Jim Bianco
@biancoresearch · 2026/6/13 17:36:47
Two things can be true at once….
AI investments will end in a big bubble, but we are not there yet.
See the image below. Grant thinks we are near the "peak of inflated expectations." Recent Gartner analysis puts agentic AI right at that peak, but I still think we have more of the curve to climb before we actually get there. I agree with Grant (and Gartner) that we’re on this curve — I’m just arguing about where we are on it. And yes, it could end up being the biggest bubble yet.

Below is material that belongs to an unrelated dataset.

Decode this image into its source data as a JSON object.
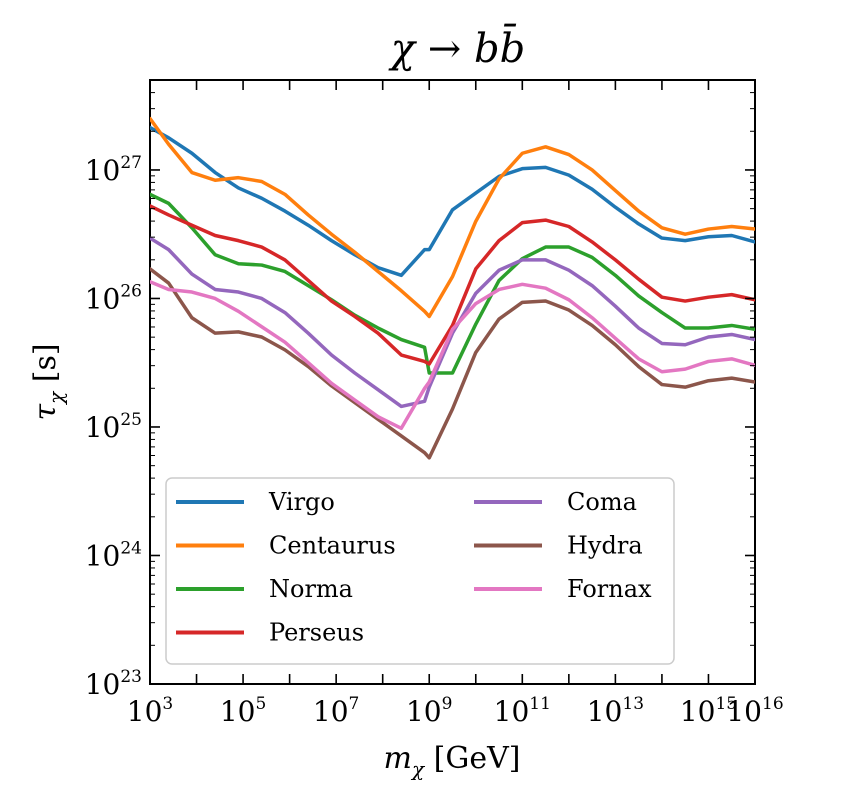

We are in 1996 or 1997, not the spring of 2000.
We Are Early
About 5% of the corporate world is using the full potential of agentic AI. 85% to 90% are engaged with these tools and trying to figure out what they can actually do.
I’m deep into using all these tools, and I’m still trying to fully understand them. But I can already see their massive power and how they will change everything in the next 2 to 4 years.
I don’t think it will be as bad as most people worry. I think the net effect will be positive for employment and economic growth over time. That said, we’re about to go through a period of massive change, and change is always scary.
Once these tools are better understood, that 5% usage will move toward 85%. At that point, we’ll realize that effective, usable compute and data center capacity is still too small for what’s coming. Hyperscalers are already spending hundreds of billions, but we’re not seeing the kind of overbuilding and low utilization that usually marks the top of these cycles. The real bubble comes when spending massively outpaces productive demand. We’re not there yet because the productive demand coming will be huge.
How are we going to pay for all this?
Worldwide, corporations already spend roughly $400–450 billion a year on SaaS. That’s thousands of dollars per corporate computer — often more than they spend on the hardware itself.
A big chunk of that SaaS spending will likely get redirected or consolidated into AI. It’s similar to what happened with cameras, calculators, MP3 players, video recorders, maps, and alarm clocks — all of which eventually moved into the iPhone. AI agents should do something similar by consolidating a bunch of fragmented tools into a single intelligent interface.
The future computer probably won’t need a keyboard most of the time. It will have a big context window, and you’ll mostly just tell it what you want. You won’t have to fight with a dozen different SaaS products trying to get them to talk to each other.
Meb Faber: 𝗝𝗶𝗺 𝗚𝗿𝗮𝗻𝘁 𝗼𝗻 𝘁𝗵𝗲 𝗔𝗜 𝗯𝗼𝗼𝗺:
"I think that today is one of the greatest bubbles of all time."
He argues the excitement around AI dwarfs the worldwide web and fiber optics, and that better technology doesn't ground the speculative spirit, it incites it.